根据dtype选择列
The select_dtypes() method implements subsetting of columns based on their dtype.
First, let’s create a DataFrame with a slew of different dtypes:
In [435]: df = pd.DataFrame({'string': list('abc'),
.....: 'int64': list(range(1, 4)),
.....: 'uint8': np.arange(3, 6).astype('u1'),
.....: 'float64': np.arange(4.0, 7.0),
.....: 'bool1': [True, False, True],
.....: 'bool2': [False, True, False],
.....: 'dates': pd.date_range('now', periods=3).values,
.....: 'category': pd.Series(list("ABC")).astype('category')})
.....:
In [436]: df['tdeltas'] = df.dates.diff()
In [437]: df['uint64'] = np.arange(3, 6).astype('u8')

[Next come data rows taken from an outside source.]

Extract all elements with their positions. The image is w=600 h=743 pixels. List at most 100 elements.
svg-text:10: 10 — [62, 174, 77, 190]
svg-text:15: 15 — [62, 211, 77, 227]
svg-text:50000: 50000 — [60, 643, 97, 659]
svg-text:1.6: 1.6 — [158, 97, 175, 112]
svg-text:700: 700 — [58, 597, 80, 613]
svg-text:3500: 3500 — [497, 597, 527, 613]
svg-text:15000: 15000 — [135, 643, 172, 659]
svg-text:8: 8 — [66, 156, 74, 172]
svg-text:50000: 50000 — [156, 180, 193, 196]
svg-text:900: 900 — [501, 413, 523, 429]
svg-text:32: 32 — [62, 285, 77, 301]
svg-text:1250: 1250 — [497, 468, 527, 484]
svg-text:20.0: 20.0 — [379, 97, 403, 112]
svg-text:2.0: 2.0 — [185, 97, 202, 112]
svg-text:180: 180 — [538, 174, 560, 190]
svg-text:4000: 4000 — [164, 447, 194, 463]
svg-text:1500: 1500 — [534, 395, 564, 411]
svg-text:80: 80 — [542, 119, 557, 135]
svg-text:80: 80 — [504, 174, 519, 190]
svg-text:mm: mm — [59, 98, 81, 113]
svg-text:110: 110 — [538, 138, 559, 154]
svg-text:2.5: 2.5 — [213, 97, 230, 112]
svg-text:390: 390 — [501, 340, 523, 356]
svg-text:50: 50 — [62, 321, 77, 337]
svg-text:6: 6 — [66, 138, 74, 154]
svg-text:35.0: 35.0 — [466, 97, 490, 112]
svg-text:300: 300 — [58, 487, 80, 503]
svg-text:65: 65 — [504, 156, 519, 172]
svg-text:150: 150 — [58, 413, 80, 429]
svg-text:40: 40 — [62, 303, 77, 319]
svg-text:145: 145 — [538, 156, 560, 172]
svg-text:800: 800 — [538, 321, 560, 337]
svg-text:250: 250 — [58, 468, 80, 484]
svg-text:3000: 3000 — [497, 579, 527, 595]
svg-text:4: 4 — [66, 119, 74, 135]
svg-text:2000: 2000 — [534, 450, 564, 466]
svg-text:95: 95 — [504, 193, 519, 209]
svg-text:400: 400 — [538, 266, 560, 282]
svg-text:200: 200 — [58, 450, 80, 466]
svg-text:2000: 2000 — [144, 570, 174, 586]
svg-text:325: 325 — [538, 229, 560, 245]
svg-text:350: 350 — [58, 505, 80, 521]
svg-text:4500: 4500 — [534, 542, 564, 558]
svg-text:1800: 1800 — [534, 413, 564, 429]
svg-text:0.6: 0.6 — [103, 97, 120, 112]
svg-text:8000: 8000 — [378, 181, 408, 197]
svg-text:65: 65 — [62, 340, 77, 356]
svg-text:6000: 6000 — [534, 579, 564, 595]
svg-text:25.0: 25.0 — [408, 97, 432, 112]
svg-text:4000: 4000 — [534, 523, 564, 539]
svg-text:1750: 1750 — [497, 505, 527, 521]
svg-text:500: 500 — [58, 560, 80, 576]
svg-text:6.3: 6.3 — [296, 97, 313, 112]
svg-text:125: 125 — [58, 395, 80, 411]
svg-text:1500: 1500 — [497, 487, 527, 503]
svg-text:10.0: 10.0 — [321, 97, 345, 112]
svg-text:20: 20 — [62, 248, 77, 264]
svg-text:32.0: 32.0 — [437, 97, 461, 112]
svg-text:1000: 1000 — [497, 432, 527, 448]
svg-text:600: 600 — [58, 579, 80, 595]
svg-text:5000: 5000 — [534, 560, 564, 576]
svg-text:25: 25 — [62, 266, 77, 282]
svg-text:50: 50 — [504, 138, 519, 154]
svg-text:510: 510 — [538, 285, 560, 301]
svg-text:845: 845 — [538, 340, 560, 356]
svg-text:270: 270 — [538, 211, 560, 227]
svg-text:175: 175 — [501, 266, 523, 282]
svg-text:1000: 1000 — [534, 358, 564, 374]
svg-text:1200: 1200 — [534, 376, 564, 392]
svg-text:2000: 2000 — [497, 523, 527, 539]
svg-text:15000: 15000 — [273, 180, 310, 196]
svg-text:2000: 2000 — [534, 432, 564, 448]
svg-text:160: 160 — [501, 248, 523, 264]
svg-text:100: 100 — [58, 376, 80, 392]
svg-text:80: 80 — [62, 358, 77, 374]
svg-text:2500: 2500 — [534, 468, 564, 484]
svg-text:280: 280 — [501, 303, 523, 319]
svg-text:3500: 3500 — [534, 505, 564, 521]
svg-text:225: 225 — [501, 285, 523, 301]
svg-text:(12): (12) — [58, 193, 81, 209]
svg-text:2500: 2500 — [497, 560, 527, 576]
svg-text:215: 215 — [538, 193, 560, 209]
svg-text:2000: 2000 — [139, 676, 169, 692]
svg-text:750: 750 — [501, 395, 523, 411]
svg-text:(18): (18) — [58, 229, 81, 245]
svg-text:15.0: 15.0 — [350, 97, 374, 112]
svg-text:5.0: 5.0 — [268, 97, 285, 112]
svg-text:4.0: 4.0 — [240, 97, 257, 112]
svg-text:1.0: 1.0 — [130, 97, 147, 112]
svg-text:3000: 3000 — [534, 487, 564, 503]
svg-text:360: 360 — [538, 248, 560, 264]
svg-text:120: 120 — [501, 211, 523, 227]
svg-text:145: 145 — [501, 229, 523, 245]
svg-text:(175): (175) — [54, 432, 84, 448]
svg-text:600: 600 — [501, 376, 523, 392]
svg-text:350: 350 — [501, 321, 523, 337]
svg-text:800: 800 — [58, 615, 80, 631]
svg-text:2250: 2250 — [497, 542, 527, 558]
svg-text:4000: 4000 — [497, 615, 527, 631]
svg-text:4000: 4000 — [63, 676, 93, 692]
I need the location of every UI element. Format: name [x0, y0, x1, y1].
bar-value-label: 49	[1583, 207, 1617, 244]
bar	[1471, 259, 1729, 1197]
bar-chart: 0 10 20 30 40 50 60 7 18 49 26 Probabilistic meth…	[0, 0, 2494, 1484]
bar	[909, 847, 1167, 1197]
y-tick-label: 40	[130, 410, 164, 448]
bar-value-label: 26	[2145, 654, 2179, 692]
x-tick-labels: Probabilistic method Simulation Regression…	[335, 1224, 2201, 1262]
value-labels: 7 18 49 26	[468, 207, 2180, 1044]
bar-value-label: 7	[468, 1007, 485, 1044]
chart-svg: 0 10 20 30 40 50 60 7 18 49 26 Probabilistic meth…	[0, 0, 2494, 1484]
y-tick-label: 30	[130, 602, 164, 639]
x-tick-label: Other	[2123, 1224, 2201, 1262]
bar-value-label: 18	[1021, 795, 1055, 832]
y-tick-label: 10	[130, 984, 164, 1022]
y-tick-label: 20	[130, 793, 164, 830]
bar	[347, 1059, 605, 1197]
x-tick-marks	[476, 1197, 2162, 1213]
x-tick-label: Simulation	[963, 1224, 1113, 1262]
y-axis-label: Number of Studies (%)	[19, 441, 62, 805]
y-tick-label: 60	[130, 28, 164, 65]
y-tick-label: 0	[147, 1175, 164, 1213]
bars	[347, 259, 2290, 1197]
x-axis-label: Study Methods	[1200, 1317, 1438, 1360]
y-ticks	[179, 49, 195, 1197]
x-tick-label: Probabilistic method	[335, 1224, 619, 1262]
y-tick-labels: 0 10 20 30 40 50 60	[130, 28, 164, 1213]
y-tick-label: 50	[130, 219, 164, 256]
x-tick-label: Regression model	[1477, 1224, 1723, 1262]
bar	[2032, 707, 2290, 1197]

In [438]: df['other_dates'] = pd.date_range('20130101', periods=3).values
In [439]: df['tz_aware_dates'] = pd.date_range('20130101', periods=3, tz='US/Eastern')
In [440]: df
Out[440]:
string int64 uint8 float64 bool1 bool2 dates category tdeltas uint64 other_dates tz_aware_dates
0 a 1 3 4.0 True False 2018-08-05 11:57:39.507525 A NaT 3 2013-01-01 2013-01-01 00:00:00-05:00
1 b 2 4 5.0 False True 2018-08-06 11:57:39.507525 B 1 days 4 2013-01-02 2013-01-02 00:00:00-05:00
2 c 3 5 6.0 True False 2018-08-07 11:57:39.507525 C 1 days 5 2013-01-03 2013-01-03 00:00:00-05:00
And the dtypes:
In [441]: df.dtypes
Out[441]:
string object
int64 int64
uint8 uint8
float64 float64
bool1 bool
bool2 bool
dates datetime64[ns]
category category
tdeltas timedelta64[ns]
uint64 uint64
other_dates datetime64[ns]
tz_aware_dates datetime64[ns, US/Eastern]
dtype: object
select_dtypes() has two parameters include
and exclude
that allow you to say “give me the columns with these dtypes” (include
) and/or “give the columns without these dtypes” (exclude
).
For example, to select bool
columns:
In [442]: df.select_dtypes(include=[bool])
Out[442]:
bool1 bool2
0 True False
1 False True
2 True False
You can also pass the name of a dtype in the NumPy dtype hierarchy:
In [443]: df.select_dtypes(include=['bool'])
Out[443]:
bool1 bool2
0 True False
1 False True
2 True False
select_dtypes() also works with generic dtypes as well.
For example, to select all numeric and boolean columns while excluding unsigned integers:
In [444]: df.select_dtypes(include=['number', 'bool'], exclude=['unsignedinteger'])
Out[444]:
int64 float64 bool1 bool2 tdeltas
0 1 4.0 True False NaT
1 2 5.0 False True 1 days
2 3 6.0 True False 1 days
To select string columns you must use the object dtype:
In [445]: df.select_dtypes(include=['object'])
Out[445]:
string
0 a
1 b
2 c
To see all the child dtypes of a generic dtype like numpy.number you can define a function that returns a tree of child dtypes:
In [446]: def subdtypes(dtype):
.....: subs = dtype.__subclasses__()
.....: if not subs:
.....: return dtype
.....: return [dtype, [subdtypes(dt) for dt in subs]]
.....:
All NumPy dtypes are subclasses of numpy.generic:
In [447]: subdtypes(np.generic)
Out[447]:
[numpy.generic,
[[numpy.number,
[[numpy.integer,
[[numpy.signedinteger,
[numpy.int8,
numpy.int16,
numpy.int32,
numpy.int64,
numpy.int64,
numpy.timedelta64]],
[numpy.unsignedinteger,
[numpy.uint8,
numpy.uint16,
numpy.uint32,
numpy.uint64,
numpy.uint64]]]],
[numpy.inexact,
[[numpy.floating,
[numpy.float16, numpy.float32, numpy.float64, numpy.float128]],
[numpy.complexfloating,
[numpy.complex64, numpy.complex128, numpy.complex256]]]]]],
[numpy.flexible,
[[numpy.character, [numpy.bytes_, numpy.str_]],
[numpy.void, [numpy.record]]]],
numpy.bool_,
numpy.datetime64,
numpy.object_]]
Note: Pandas also defines the types category
, and datetime64[ns, tz]
, which are not integrated into the normal NumPy hierarchy and won’t show up with the above function.